Теодор помог ему надеть на плечи неудобный рюкзак. Джефа поразила невесомая нежность его ноши. Словно за спиной у него лежит в рюкзаке пара крыльев, и она чуть-чуть приподнимает его над полом. Николь, не шевелясь, сидела и смотрела, как он одевается. Бледная, с дрожащими губами, вцепившись в скамью. Джеф наклонился к ней, осторожно взял её лицо в ладони, поцеловал, шепнув сорвавшимся голосом:
– Я люблю тебя, помни.
Он ушёл, Николь осталась, ломая себе пальцы и кусая губы от отчаяния. Отец Теодор отвёл её наверх, где она могла выплакать ему свои слёзы. Она даже не рискнула просить Марину отпустить её с Джефом, так же, как не рисковала просить остаться у него иногда. Это было вне пределов дозволенного, даже Мариной. Там, наверху, в комнате с голыми стенами она могла реветь при отце Теодоре не стесняясь и не боясь кого-либо потревожить, пока не устанет. Тед гладил её по голове, обнимая сотрясающиеся плечи, шептал что-то успокоительное. Но слёзы так долго текли и текли, и рыдания никак не стихали. Наконец, когда она просто устала, отец спросил:
– Ну, что так тебя расстраивает?
– А вдруг он не вернётся? – Шепнула совсем охрипшая от рыданий Николь.
– Так ты молись, не теряй время на слёзы, – посоветовал он.

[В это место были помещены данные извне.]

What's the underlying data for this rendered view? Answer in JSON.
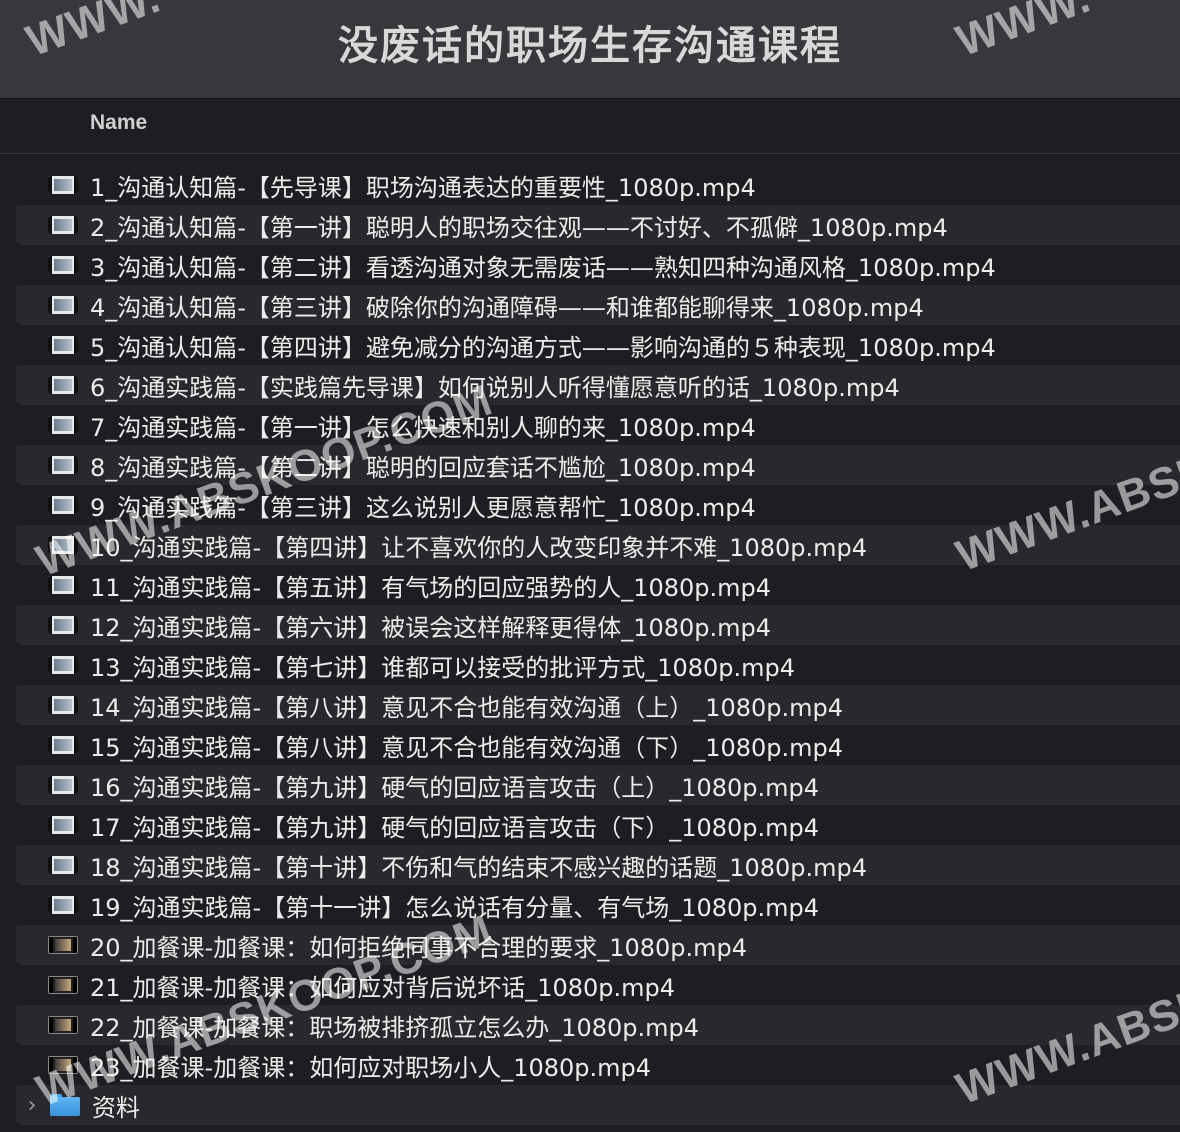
{
  "window": {
    "title": "没废话的职场生存沟通课程"
  },
  "columns": {
    "name": "Name"
  },
  "files": [
    {
      "name": "1_沟通认知篇-【先导课】职场沟通表达的重要性_1080p.mp4",
      "icon": "video-file-icon"
    },
    {
      "name": "2_沟通认知篇-【第一讲】聪明人的职场交往观——不讨好、不孤僻_1080p.mp4",
      "icon": "video-file-icon"
    },
    {
      "name": "3_沟通认知篇-【第二讲】看透沟通对象无需废话——熟知四种沟通风格_1080p.mp4",
      "icon": "video-file-icon"
    },
    {
      "name": "4_沟通认知篇-【第三讲】破除你的沟通障碍——和谁都能聊得来_1080p.mp4",
      "icon": "video-file-icon"
    },
    {
      "name": "5_沟通认知篇-【第四讲】避免减分的沟通方式——影响沟通的５种表现_1080p.mp4",
      "icon": "video-file-icon"
    },
    {
      "name": "6_沟通实践篇-【实践篇先导课】如何说别人听得懂愿意听的话_1080p.mp4",
      "icon": "video-file-icon"
    },
    {
      "name": "7_沟通实践篇-【第一讲】怎么快速和别人聊的来_1080p.mp4",
      "icon": "video-file-icon"
    },
    {
      "name": "8_沟通实践篇-【第二讲】聪明的回应套话不尴尬_1080p.mp4",
      "icon": "video-file-icon"
    },
    {
      "name": "9_沟通实践篇-【第三讲】这么说别人更愿意帮忙_1080p.mp4",
      "icon": "video-file-icon"
    },
    {
      "name": "10_沟通实践篇-【第四讲】让不喜欢你的人改变印象并不难_1080p.mp4",
      "icon": "video-file-icon"
    },
    {
      "name": "11_沟通实践篇-【第五讲】有气场的回应强势的人_1080p.mp4",
      "icon": "video-file-icon"
    },
    {
      "name": "12_沟通实践篇-【第六讲】被误会这样解释更得体_1080p.mp4",
      "icon": "video-file-icon"
    },
    {
      "name": "13_沟通实践篇-【第七讲】谁都可以接受的批评方式_1080p.mp4",
      "icon": "video-file-icon"
    },
    {
      "name": "14_沟通实践篇-【第八讲】意见不合也能有效沟通（上）_1080p.mp4",
      "icon": "video-file-icon"
    },
    {
      "name": "15_沟通实践篇-【第八讲】意见不合也能有效沟通（下）_1080p.mp4",
      "icon": "video-file-icon"
    },
    {
      "name": "16_沟通实践篇-【第九讲】硬气的回应语言攻击（上）_1080p.mp4",
      "icon": "video-file-icon"
    },
    {
      "name": "17_沟通实践篇-【第九讲】硬气的回应语言攻击（下）_1080p.mp4",
      "icon": "video-file-icon"
    },
    {
      "name": "18_沟通实践篇-【第十讲】不伤和气的结束不感兴趣的话题_1080p.mp4",
      "icon": "video-file-icon"
    },
    {
      "name": "19_沟通实践篇-【第十一讲】怎么说话有分量、有气场_1080p.mp4",
      "icon": "video-file-icon"
    },
    {
      "name": "20_加餐课-加餐课：如何拒绝同事不合理的要求_1080p.mp4",
      "icon": "video-file-icon"
    },
    {
      "name": "21_加餐课-加餐课：如何应对背后说坏话_1080p.mp4",
      "icon": "video-file-icon"
    },
    {
      "name": "22_加餐课-加餐课：职场被排挤孤立怎么办_1080p.mp4",
      "icon": "video-file-icon"
    },
    {
      "name": "23_加餐课-加餐课：如何应对职场小人_1080p.mp4",
      "icon": "video-file-icon"
    }
  ],
  "folder": {
    "name": "资料",
    "icon": "folder-icon",
    "disclosure": "›"
  },
  "watermarks": {
    "a": "WWW.ABSKOOP.COM",
    "b": "WWW.ABSK",
    "c": "WWW.ABSKOOP.COM",
    "d": "WWW.ABSK",
    "e": "WWW.",
    "f": "WWW."
  },
  "colors": {
    "titlebar": "#38383c",
    "background": "#1e1e22",
    "alt_row": "#29292d",
    "folder": "#4aa3e8"
  }
}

– Не могу, – покачала она головой. – Со мной что-то случилось. Когда мне плохо, я не молюсь. Я честно пытаюсь отдать Богу свою боль. Я тогда чувствую Его, как Он велик, Он смотрит на меня так ласково! Он так хочет мне помочь, разделить мою боль, я чувствую это. У Него получается, но Он такой огромный и моя боль так похожа на боль других, и она заполняет Его вместе с болью других, и Ему так больно, что мне становится ещё хуже, это всё переполняет меня. И потому – и не плакать не получается, и молиться не получается. Я просто сижу и ощущаю, как вся эта боль и моя, и Его пропитывает меня. И это страшно. Раньше я была этому рада. Заполниться вот так и умереть. А сейчас мне так страшно! Если я заполнюсь и умру, в мире станет только больше боли: потому, что Джеф… и мама, бабушка с дедом… и даже папа… они… Я не хочу заполниться вот так сейчас, я не могу так заполняться, это несправедливо.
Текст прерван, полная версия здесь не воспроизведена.